Hands-on outdoor experience awaits kids at Cal-Wood


On August 13, just before the next school year begins, a big bus will arrive at East Elementary School in Littleton, ready to carry excited fifth-grade students away for four days and three nights at Cal-Wood Education Center, in Jamestown, outside of Boulder.

The 1,200-acre outdoor classroom includes forests, many species of wildlife and plants, nine miles of trails, meadows, peaks, ponds, streams, a waterfall, a 1901 homestead, an American Indian tipi, once-active mines, camping areas, cabins and a lodge.

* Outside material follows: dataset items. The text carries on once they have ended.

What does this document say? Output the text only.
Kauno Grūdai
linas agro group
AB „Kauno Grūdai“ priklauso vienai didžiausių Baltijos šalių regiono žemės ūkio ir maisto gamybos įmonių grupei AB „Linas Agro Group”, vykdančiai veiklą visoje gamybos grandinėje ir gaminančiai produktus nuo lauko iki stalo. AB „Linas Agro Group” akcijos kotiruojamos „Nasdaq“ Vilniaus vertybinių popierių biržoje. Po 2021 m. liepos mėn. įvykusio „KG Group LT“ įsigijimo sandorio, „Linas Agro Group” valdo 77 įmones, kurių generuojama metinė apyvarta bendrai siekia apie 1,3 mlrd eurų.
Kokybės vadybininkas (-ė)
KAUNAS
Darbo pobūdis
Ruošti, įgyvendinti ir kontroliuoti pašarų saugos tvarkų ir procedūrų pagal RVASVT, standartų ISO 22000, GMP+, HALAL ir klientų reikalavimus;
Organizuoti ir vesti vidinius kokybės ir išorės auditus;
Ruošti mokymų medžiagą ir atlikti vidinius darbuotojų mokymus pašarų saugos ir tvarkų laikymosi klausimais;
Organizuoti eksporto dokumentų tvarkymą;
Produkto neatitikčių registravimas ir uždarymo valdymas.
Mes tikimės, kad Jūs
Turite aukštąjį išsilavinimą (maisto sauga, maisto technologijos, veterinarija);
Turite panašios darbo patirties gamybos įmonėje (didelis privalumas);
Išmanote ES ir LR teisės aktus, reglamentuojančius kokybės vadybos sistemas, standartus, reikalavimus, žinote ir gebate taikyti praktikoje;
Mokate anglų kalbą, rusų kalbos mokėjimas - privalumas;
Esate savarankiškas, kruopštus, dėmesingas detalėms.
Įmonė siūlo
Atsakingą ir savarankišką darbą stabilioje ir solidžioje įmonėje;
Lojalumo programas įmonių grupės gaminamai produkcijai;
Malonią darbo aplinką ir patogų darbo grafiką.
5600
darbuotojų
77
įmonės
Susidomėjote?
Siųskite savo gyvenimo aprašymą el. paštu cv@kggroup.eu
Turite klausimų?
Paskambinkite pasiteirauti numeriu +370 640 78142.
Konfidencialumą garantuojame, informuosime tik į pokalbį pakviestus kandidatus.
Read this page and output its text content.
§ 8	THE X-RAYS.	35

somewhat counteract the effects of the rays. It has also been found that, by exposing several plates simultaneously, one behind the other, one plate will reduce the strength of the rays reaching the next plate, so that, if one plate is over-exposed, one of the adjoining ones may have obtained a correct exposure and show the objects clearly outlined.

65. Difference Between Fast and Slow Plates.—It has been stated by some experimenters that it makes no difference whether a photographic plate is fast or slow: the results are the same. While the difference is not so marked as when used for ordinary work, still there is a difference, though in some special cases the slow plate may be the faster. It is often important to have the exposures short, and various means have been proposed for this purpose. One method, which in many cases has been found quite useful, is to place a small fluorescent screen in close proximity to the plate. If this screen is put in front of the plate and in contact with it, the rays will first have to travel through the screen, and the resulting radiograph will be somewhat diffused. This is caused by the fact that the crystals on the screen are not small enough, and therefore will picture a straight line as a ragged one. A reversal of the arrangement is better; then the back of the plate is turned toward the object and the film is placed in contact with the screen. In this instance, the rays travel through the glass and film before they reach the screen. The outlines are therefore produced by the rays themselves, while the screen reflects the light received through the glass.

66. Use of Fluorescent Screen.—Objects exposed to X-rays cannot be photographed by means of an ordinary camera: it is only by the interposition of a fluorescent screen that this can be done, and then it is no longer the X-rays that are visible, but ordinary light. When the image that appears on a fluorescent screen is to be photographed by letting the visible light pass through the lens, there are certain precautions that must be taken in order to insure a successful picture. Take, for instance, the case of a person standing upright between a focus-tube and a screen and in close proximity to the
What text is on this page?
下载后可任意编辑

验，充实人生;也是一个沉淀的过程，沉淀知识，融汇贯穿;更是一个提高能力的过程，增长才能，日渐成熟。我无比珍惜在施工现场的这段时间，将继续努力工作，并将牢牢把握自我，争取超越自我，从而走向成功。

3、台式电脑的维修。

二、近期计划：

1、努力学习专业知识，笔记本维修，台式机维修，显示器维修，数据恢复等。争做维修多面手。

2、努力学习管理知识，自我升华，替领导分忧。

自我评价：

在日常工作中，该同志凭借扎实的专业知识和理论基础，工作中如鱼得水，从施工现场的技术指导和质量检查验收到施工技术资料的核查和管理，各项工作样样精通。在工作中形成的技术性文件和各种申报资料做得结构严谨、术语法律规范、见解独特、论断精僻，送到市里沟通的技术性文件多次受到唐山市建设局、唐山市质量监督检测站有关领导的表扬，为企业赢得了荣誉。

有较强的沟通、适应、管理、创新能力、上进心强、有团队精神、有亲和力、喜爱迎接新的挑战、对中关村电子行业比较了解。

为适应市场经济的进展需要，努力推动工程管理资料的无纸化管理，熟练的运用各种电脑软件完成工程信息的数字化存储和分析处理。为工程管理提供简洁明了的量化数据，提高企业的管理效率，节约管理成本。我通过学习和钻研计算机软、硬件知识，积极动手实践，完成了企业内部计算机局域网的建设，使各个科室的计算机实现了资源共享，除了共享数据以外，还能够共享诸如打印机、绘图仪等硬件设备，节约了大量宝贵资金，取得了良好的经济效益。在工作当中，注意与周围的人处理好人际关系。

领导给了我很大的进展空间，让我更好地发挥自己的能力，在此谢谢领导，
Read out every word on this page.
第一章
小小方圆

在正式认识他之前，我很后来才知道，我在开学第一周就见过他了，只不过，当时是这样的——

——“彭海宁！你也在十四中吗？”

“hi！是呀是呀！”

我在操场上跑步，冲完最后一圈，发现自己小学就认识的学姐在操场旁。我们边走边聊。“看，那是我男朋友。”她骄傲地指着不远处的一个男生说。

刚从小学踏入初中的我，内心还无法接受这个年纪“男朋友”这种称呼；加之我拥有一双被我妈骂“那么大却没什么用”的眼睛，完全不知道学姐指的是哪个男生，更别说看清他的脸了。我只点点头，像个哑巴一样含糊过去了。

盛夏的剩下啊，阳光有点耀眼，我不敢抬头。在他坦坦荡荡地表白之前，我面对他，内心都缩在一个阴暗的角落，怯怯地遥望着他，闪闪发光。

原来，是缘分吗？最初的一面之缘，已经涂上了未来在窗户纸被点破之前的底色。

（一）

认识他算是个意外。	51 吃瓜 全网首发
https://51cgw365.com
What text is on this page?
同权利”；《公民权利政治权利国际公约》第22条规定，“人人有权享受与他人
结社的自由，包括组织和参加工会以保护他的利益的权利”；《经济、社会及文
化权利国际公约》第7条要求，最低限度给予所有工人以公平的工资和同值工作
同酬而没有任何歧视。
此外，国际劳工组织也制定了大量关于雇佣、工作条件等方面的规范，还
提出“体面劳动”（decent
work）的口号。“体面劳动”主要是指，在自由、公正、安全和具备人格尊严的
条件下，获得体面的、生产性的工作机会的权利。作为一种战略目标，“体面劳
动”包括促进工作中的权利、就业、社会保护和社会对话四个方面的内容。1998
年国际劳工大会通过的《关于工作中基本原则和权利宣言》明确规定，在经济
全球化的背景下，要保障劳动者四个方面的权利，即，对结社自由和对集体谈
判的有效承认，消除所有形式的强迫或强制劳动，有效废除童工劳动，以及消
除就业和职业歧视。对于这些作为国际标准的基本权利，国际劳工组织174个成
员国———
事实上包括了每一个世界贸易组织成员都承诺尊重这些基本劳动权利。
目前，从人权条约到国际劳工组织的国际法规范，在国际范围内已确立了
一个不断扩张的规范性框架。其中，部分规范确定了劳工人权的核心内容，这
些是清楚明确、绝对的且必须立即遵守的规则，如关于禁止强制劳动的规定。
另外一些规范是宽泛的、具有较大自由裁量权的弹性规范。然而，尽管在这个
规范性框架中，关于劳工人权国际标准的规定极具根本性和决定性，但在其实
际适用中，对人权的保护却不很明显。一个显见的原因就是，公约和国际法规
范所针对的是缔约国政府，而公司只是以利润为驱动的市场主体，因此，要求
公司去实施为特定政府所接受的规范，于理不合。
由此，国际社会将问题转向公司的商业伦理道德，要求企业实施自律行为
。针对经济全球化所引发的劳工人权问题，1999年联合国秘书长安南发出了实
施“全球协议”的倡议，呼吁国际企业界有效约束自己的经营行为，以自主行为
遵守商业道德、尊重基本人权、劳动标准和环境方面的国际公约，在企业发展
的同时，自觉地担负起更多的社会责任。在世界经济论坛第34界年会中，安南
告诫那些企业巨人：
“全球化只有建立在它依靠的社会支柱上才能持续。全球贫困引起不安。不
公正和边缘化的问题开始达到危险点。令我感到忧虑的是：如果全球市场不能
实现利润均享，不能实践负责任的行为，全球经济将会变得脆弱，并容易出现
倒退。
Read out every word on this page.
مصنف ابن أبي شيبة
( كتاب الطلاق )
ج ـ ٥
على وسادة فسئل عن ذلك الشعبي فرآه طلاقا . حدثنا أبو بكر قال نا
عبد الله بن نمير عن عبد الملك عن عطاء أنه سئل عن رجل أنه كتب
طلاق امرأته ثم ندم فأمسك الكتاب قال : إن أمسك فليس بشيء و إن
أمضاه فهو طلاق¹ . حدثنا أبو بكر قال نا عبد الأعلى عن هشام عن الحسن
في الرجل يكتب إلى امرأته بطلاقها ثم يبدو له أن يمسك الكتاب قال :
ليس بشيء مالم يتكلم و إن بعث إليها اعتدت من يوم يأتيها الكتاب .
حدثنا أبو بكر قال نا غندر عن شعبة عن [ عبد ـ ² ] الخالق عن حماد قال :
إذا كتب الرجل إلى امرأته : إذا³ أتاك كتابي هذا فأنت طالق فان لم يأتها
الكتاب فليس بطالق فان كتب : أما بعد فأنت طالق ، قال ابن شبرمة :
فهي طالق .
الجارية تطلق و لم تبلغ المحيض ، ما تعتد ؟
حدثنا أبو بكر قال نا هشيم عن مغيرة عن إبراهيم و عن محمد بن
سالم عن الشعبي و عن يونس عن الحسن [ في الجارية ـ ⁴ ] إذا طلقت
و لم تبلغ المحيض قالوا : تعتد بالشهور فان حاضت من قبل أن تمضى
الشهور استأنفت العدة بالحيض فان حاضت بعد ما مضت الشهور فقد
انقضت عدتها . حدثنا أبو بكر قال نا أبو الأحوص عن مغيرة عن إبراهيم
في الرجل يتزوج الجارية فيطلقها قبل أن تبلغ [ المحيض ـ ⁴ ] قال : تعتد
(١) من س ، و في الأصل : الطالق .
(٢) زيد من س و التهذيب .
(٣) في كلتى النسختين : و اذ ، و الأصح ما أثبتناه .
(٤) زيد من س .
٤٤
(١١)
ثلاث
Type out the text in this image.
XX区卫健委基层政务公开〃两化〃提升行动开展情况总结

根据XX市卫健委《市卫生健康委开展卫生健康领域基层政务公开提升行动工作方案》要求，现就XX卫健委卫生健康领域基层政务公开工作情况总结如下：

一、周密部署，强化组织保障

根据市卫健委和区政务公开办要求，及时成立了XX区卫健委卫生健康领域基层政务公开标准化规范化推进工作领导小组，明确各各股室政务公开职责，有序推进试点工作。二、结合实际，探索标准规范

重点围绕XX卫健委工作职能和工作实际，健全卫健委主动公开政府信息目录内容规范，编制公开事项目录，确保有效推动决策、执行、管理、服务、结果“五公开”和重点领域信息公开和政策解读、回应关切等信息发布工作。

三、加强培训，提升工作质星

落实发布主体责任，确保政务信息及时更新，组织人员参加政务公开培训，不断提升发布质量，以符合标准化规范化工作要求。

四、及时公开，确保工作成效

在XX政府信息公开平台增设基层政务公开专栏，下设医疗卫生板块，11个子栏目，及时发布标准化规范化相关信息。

Each child will have a new backpack filled with supplies, a Nalgene water bottle and “the coolest T-shirt ever,” according to their teacher, Nicolette Vander Veld, who with her teammate Chris Moore will accompany their young charges. This is the sixth year that East’s fifth-graders have gone on the trip, so many are anticipating especially eagerly because a sibling has had the experience.

Recently, the teachers received a welcome visit from members of the Breakfast Optimists Club of Littleton, which has taken a special interest in the school, where some students are still mastering English and many qualify for a free lunch. BOCL members combined a grant from Allstate Insurance, which member Tom Scavuzzo arranged, with proceeds from a bowling day and a donation from the club treasury for a total of $2,300 towards the Cal-Wood trip. Vander Velde said she was “surprised and so very thankful.”

“For many students, this will be their first trip away from home,” Vander Velde said. She and Moore have especially designed the program with Cal-Wood staff to meet their students’ needs. The organization works with one school at a time as they explore the learning center for an immersion experience in environmental education, which fits the STEM (science, technology, engineering and math) objectives.

A typical day at Cal-Wood might include scheduled times for waking up, showering and packing for the day; breakfast and cleanup; Field Day, guided by Cal-Wood staff (lunch is carried along); “Body on Bunk” (reading journaling, sleeping); “Down Time, “supervised by school and parent support personnel; dinner and cleanup; evening program guided by Cal-Wood staff; getting ready for bed; and lights out. A detailed teachers guide spells out the program for teachers and support staff.

Team building is an important part of each day as well, and instructors are trained in “sheltered instruction,” Vander Velde said. “It’s a methodology for instruction that allows all students to develop academic vocabulary and deep understanding of concepts presented, even when they are learning English as a second language.” (This student body speaks many different languages at home.)

“One of the best parts is the first week back at school! The teachers and students know each other very well after spending time together for a week. And, they all miss the incredible food from Cal-Wood!” Vander Velde concludes.